Durch den neuen Service muss Horst Brigl nicht mehr für jeden Verbandswechsel zum Hausarzt – inklusive Wartezeit und Ansteckungsgefahr. Er kann sich jetzt zuhause versorgen lassen. Aber auch für die Pflegekräfte ist es eine Erleichterung: Sie haben mehr Zeit und müssen sich nicht mehr an Aufsteh- oder Medikamenten-Einnahmezeiten halten, wenn sie ihre Tour planen.

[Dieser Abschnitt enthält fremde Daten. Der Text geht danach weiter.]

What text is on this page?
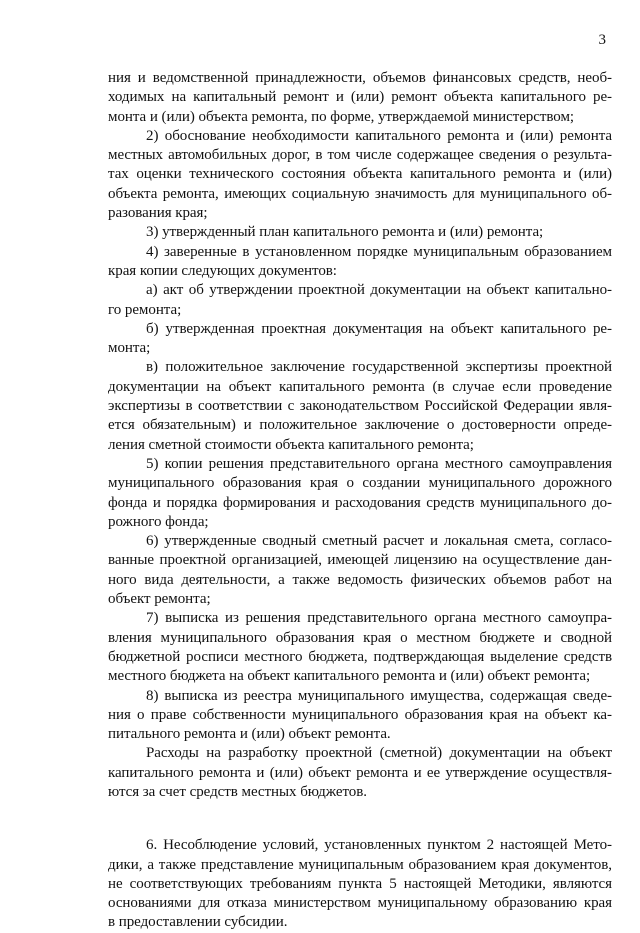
3
ния и ведомственной принадлежности, объемов финансовых средств, необ-
ходимых на капитальный ремонт и (или) ремонт объекта капитального ре-
монта и (или) объекта ремонта, по форме, утверждаемой министерством;
2) обоснование необходимости капитального ремонта и (или) ремонта
местных автомобильных дорог, в том числе содержащее сведения о результа-
тах оценки технического состояния объекта капитального ремонта и (или)
объекта ремонта, имеющих социальную значимость для муниципального об-
разования края;
3) утвержденный план капитального ремонта и (или) ремонта;
4) заверенные в установленном порядке муниципальным образованием
края копии следующих документов:
а) акт об утверждении проектной документации на объект капитально-
го ремонта;
б) утвержденная проектная документация на объект капитального ре-
монта;
в) положительное заключение государственной экспертизы проектной
документации на объект капитального ремонта (в случае если проведение
экспертизы в соответствии с законодательством Российской Федерации явля-
ется обязательным) и положительное заключение о достоверности опреде-
ления сметной стоимости объекта капитального ремонта;
5) копии решения представительного органа местного самоуправления
муниципального образования края о создании муниципального дорожного
фонда и порядка формирования и расходования средств муниципального до-
рожного фонда;
6) утвержденные сводный сметный расчет и локальная смета, согласо-
ванные проектной организацией, имеющей лицензию на осуществление дан-
ного вида деятельности, а также ведомость физических объемов работ на
объект ремонта;
7) выписка из решения представительного органа местного самоупра-
вления муниципального образования края о местном бюджете и сводной
бюджетной росписи местного бюджета, подтверждающая выделение средств
местного бюджета на объект капитального ремонта и (или) объект ремонта;
8) выписка из реестра муниципального имущества, содержащая сведе-
ния о праве собственности муниципального образования края на объект ка-
питального ремонта и (или) объект ремонта.
Расходы на разработку проектной (сметной) документации на объект
капитального ремонта и (или) объект ремонта и ее утверждение осуществля-
ются за счет средств местных бюджетов.
6. Несоблюдение условий, установленных пунктом 2 настоящей Мето-
дики, а также представление муниципальным образованием края документов,
не соответствующих требованиям пункта 5 настоящей Методики, являются
основаниями для отказа министерством муниципальному образованию края
в предоставлении субсидии.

Sie habe im Juli mit dem Spezial-Pflegedienst angefangen, sagt Schmidt, die beim BRK in Regensburg den neuen Dienst leitet. Man sehe schon, dass die Wunden schneller verheilen. "Auch die Therapie-Anpassung geht viel schneller. Wir arbeiten da mehr proaktiv mit den behandelnden Ärzten und können die Wunden somit viel besser zum Heilen bringen."

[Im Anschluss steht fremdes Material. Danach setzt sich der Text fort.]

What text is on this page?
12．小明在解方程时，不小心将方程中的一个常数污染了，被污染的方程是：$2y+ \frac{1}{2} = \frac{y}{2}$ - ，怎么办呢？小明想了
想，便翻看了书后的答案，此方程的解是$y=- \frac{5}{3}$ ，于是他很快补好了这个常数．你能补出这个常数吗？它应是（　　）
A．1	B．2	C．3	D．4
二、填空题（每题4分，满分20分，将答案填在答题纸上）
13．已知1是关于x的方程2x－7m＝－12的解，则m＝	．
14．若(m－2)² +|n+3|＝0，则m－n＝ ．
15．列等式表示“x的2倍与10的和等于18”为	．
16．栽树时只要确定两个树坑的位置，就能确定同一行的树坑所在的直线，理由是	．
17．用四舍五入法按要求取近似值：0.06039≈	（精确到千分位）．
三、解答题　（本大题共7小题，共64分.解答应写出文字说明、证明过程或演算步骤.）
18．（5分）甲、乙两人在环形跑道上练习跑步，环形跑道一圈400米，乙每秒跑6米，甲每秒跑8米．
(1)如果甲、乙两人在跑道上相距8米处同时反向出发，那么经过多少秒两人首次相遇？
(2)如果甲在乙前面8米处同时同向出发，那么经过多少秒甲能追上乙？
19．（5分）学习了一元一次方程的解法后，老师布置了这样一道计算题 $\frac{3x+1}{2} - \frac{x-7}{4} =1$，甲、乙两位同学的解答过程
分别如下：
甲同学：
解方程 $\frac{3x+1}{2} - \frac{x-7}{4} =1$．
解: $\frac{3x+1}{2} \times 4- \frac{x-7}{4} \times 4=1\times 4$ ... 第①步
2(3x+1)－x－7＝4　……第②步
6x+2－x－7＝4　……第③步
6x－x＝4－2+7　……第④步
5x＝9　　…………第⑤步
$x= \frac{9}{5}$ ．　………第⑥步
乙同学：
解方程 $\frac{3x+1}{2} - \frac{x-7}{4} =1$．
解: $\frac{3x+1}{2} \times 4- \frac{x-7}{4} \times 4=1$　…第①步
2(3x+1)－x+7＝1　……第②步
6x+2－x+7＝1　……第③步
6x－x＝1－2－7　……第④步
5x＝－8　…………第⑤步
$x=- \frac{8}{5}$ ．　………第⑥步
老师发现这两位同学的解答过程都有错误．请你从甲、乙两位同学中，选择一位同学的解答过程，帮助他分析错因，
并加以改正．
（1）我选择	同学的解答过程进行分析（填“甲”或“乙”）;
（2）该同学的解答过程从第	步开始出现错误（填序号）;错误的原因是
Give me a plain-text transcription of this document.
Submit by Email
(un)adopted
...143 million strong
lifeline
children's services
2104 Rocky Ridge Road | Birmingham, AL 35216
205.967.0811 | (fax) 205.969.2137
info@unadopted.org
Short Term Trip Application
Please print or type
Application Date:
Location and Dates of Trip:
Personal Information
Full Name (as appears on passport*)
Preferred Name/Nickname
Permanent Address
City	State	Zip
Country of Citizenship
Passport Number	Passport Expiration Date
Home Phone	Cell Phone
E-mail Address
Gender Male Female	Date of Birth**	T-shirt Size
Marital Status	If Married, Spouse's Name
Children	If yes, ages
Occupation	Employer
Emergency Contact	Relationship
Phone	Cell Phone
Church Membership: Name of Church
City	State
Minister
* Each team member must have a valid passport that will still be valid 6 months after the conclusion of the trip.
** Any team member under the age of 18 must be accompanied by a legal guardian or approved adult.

Ausbildung zum Wundspezialisten dauert
Seit 2022 können Pflegedienste einen spezialisierten Wunden-Service anbieten. Doch die Hürden sind hoch: Die Ausbildung des kompletten Personals ist intensiv. Außerdem braucht der Pflegedienst genügend Wund-Patienten, damit sich eine eigene Tour auch lohnt. Die Zahl der Anbieter ist deshalb noch gering. Der große Vorteil ist aber die Zeit für den Patienten. Sie habe nun pro Patient rund 45 Minuten Zeit, sagt Margarethe Schmidt. Vorher im bisherigen Pflegedienst seien es nur rund zehn Minuten pro Wunde gewesen.

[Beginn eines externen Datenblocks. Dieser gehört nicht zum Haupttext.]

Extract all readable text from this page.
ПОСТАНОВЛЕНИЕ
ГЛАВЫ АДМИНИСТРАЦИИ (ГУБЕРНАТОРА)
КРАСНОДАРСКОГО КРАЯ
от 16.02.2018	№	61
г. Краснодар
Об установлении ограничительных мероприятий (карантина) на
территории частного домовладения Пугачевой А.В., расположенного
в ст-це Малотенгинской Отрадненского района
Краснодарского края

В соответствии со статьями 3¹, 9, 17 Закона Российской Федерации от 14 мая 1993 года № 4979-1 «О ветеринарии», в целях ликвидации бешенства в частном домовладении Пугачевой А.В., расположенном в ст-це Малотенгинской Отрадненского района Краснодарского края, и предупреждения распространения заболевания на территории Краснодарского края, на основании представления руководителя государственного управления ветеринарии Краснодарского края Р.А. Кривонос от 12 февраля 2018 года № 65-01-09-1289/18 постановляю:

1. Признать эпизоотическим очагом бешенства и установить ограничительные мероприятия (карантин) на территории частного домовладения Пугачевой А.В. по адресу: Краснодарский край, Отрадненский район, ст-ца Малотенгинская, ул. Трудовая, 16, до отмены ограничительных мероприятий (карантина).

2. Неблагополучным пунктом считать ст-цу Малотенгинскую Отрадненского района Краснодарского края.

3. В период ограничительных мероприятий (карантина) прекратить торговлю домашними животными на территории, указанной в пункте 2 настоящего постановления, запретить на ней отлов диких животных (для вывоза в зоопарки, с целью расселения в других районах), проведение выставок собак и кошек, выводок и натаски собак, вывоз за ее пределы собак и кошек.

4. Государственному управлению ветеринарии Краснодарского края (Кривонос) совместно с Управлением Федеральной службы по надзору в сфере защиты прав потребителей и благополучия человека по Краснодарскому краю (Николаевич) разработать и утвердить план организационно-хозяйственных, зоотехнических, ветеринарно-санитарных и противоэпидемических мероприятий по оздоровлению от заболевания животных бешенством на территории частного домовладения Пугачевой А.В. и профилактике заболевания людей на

Keine einheitlichen Lösungen
Jetzt aber bezahlen die Krankenkassen mehr. "Die qualifizierte Wundbehandlung von Versicherten mit chronischen Wunden ist entscheidend für eine schnelle Genesung", teilt der Spitzenverband der Gesetzlichen Krankenversicherungen (GKV) mit. Aus diesem Grund habe für den Spitzenverband die Verbesserung der Versorgungsqualität im Mittelpunkt der Verhandlungen um die spezialisierten Dienste gestanden. Doch nach wie vor ist die Vergütung der Dienste nicht bundesweit einheitlich geregelt. Jeder Pflegedienst muss einzeln Verträge mit den Landesverbänden der Kassen abschließen, teilt der Spitzenverband mit.
Hunderttausende Betroffene in Deutschland
Der Bedarf ist derweil groß. Thomas Bonkowski ist Pflegeexperte am Regensburger Uniklinikum und bildet selbst Wundexperten mit aus. Er geht davon aus, dass es allein in Bayern bis zu knapp einer halben Million Wund-Patienten geben könnte. Eine größere Expertise und mehr Zeit sei zu begrüßen, sagt Bonkowski. Die Patienten hätten oft einen großen Leidensdruck. "Du schaust anders aus, du hast ein verlorenes Körperbild, du trauerst diesem Körperbild nach. Und dieser Patient, der vielleicht 15, 20 Jahre diese chronische Wunde hat, die immer instabil ist, ist immobil, der kommt nicht mehr raus, der kann nicht mal mehr zum Nachbarn gehen", sagt Bonkowski.
Erfolge sollen durch Spezialisierung zunehmen
Zumindest bei ihrem nächsten Patienten kann Margarethe Schmidt aber heute einen Erfolg melden. Seine wunde Ferse ist verheilt. "Wir haben jetzt die Wunde zu gebracht und die schaut auch sehr gut aus. Es ist durchblutet. Das ist ein gutes Zeichen für uns", sagt Schmidt. Und: "Ja, das ist ein schönes abschließendes Gefühl, wenn man fertig ist."